A mídia diária tentou vestir a carapuça de ave de mau agouro para assegurar uma retaliação capaz de manter a temperatura até a terça-feira seguinte, quando recomeçariam os depoimentos nas CPI’s. Ficou evidente que a mídia agarra-se mais às chances de fazer barulho do que ao empenho em avançar nas investigações.
Isso é péssimo: quando o público perceber que a mídia tenta esquentar o noticiário começará um processo de saturação que pode ser o precursor de um desfecho-pizza.
A verdade é que a imprensa não se preparou para os inevitáveis intermezzos mesmo num ciclo de escândalos com essas colossais dimensões. Arvorou-se dona de um arsenal inesgotável capaz de mantê-la acelerada até o fim do ano. Subiu o tom e aumentou a pressão imaginando que só isso bastaria para movimentar a bola-de-neve iniciada em maio. Jogou todas as fichas no ‘efeito Buratti’ e o resultado foi desastroso.

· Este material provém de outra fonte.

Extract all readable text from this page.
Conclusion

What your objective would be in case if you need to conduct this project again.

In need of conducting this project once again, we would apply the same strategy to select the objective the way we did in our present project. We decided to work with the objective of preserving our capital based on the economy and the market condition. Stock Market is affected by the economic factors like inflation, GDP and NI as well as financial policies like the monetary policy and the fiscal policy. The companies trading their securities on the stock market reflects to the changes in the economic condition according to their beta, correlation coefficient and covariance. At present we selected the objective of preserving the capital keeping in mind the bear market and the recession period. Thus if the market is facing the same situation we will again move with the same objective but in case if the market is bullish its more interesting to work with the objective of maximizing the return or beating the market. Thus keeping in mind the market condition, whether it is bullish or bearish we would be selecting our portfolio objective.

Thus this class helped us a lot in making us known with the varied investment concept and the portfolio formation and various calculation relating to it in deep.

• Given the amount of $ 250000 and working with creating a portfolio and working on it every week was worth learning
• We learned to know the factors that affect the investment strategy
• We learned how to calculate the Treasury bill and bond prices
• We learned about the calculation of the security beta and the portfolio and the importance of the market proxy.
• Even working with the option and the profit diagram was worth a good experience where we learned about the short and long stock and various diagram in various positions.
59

Veja teve que engolir as respostas do ministro Palocci e, na edição corrente (nº 1920, de 31/8) sequer replicou, obrigada a um recuo nada honroso. Não teve a compostura da Folha de S.Paulo, que em duas edições sucessivas (sexta e sábado, 26 e 27/8) ofereceu minuciosas explicações aos leitores sobre os métodos empregados por um repórter para forçar a ex-mulher de Rogério Buratti a revelar informações sobre os seus negócios e/ou relações com Palocci [veja aqui as explicações da Folha].
A transparência do jornalão em admitir procedimentos desairosos (que não chegaram a produzir matérias) deveria ser adotada como paradigma. Pena que não mereceu comentários na coluna dominical do ouvidor Marcelo Beraba (edição de 28/8).

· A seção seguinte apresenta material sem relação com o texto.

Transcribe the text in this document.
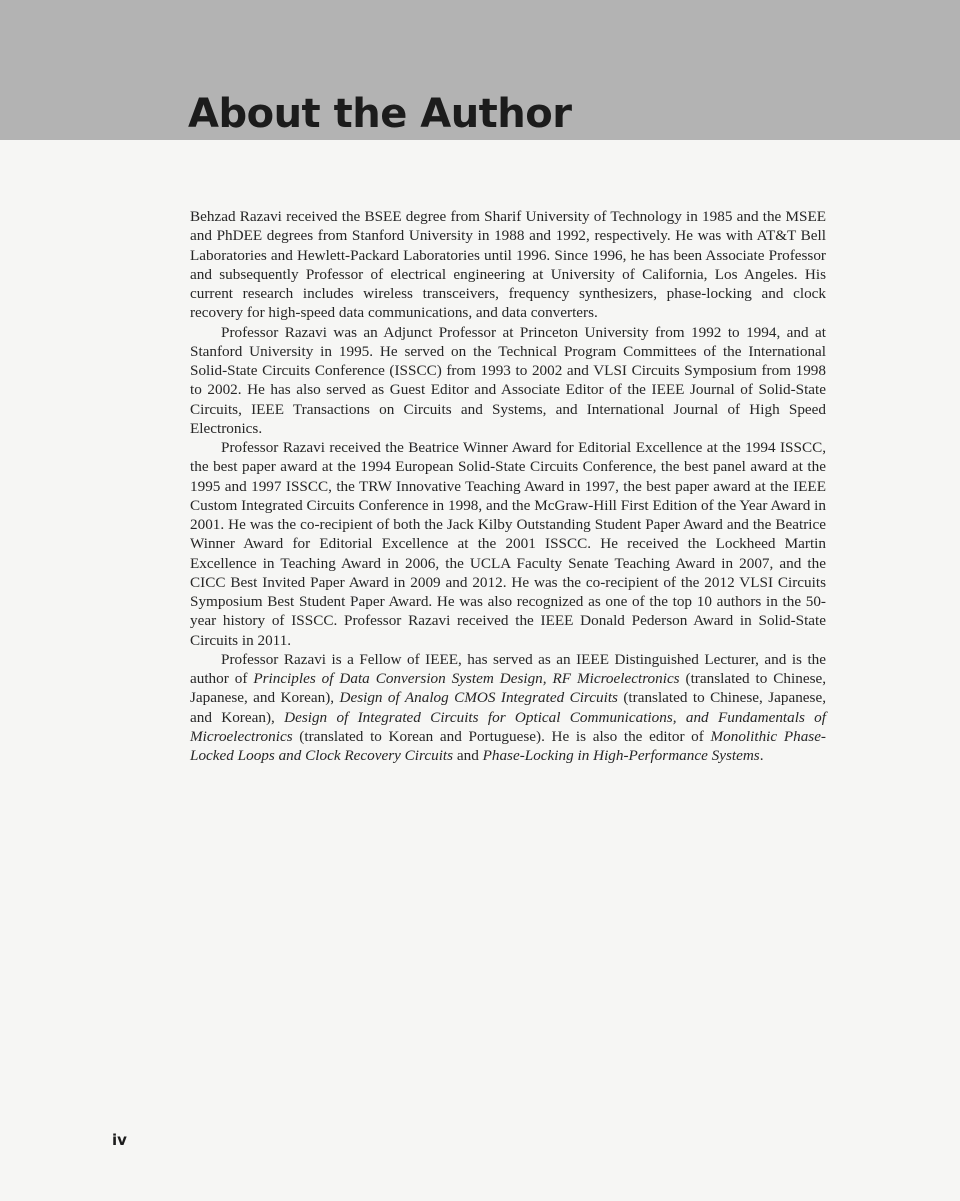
About the Author

Behzad Razavi received the BSEE degree from Sharif University of Technology in 1985 and the MSEE and PhDEE degrees from Stanford University in 1988 and 1992, respectively. He was with AT&T Bell Laboratories and Hewlett-Packard Laboratories until 1996. Since 1996, he has been Associate Professor and subsequently Professor of electrical engineering at University of California, Los Angeles. His current research includes wireless transceivers, frequency synthesizers, phase-locking and clock recovery for high-speed data communications, and data converters.

Professor Razavi was an Adjunct Professor at Princeton University from 1992 to 1994, and at Stanford University in 1995. He served on the Technical Program Committees of the International Solid-State Circuits Conference (ISSCC) from 1993 to 2002 and VLSI Circuits Symposium from 1998 to 2002. He has also served as Guest Editor and Associate Editor of the IEEE Journal of Solid-State Circuits, IEEE Transactions on Circuits and Systems, and International Journal of High Speed Electronics.

Professor Razavi received the Beatrice Winner Award for Editorial Excellence at the 1994 ISSCC, the best paper award at the 1994 European Solid-State Circuits Conference, the best panel award at the 1995 and 1997 ISSCC, the TRW Innovative Teaching Award in 1997, the best paper award at the IEEE Custom Integrated Circuits Conference in 1998, and the McGraw-Hill First Edition of the Year Award in 2001. He was the co-recipient of both the Jack Kilby Outstanding Student Paper Award and the Beatrice Winner Award for Editorial Excellence at the 2001 ISSCC. He received the Lockheed Martin Excellence in Teaching Award in 2006, the UCLA Faculty Senate Teaching Award in 2007, and the CICC Best Invited Paper Award in 2009 and 2012. He was the co-recipient of the 2012 VLSI Circuits Symposium Best Student Paper Award. He was also recognized as one of the top 10 authors in the 50-year history of ISSCC. Professor Razavi received the IEEE Donald Pederson Award in Solid-State Circuits in 2011.

Professor Razavi is a Fellow of IEEE, has served as an IEEE Distinguished Lecturer, and is the author of Principles of Data Conversion System Design, RF Microelectronics (translated to Chinese, Japanese, and Korean), Design of Analog CMOS Integrated Circuits (translated to Chinese, Japanese, and Korean), Design of Integrated Circuits for Optical Communications, and Fundamentals of Microelectronics (translated to Korean and Portuguese). He is also the editor of Monolithic Phase-Locked Loops and Clock Recovery Circuits and Phase-Locking in High-Performance Systems.

iv
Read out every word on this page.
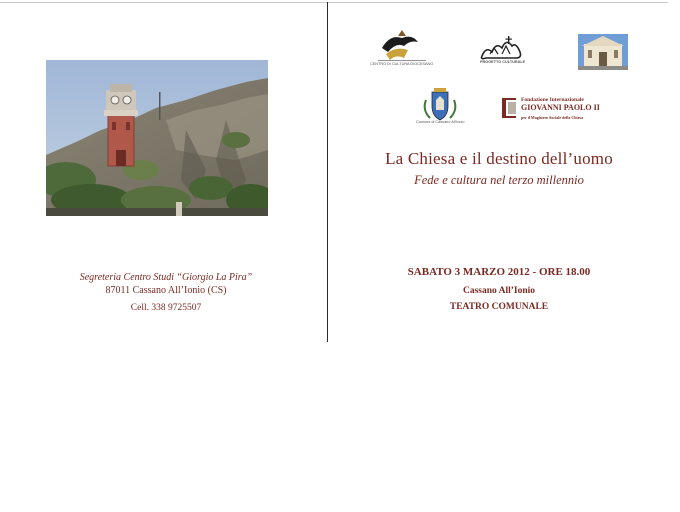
Segreteria Centro Studi “Giorgio La Pira”
87011 Cassano All’Ionio (CS)
Cell. 338 9725507
CENTRO DI CULTURA DIOCESANO	PROGETTO CULTURALE
Comune di Cassano All'Ionio
Fondazione Internazionale
GIOVANNI PAOLO II
per il Magistero Sociale della Chiesa
La Chiesa e il destino dell’uomo
Fede e cultura nel terzo millennio
SABATO 3 MARZO 2012 - ORE 18.00
Cassano All’Ionio
TEATRO COMUNALE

Profissionalismo e persistência
Tudo indica que encerra-se a fase 1 do furacão que devastou o quadro político brasileiro. A plácida edição do Jornal Nacional de segunda-feira (29/8) – a despeito das imagens dramáticas do outro furacão, o Katrina –, mostra que estamos às vésperas da fase 2. Obrigatoriamente mais contundente, responsável, com padrões de exigência mais rigorosos do que os vigentes até agora.
Os 525 tipos de irregularidades encontradas nos Correios e reveladas pelo Globo (domingo, 28/8) indicam que, doravante, a apelação precisará ser trocada pela diligência. Indignação cansa e só produz indignação na direção contrária.
O parajornalismo identificado por Luís Nassif precisará ser substituído por um metajornalismo – mais profissional, persistente, incapaz de assustar-se com almas do outro mundo. Ou aves agourentas.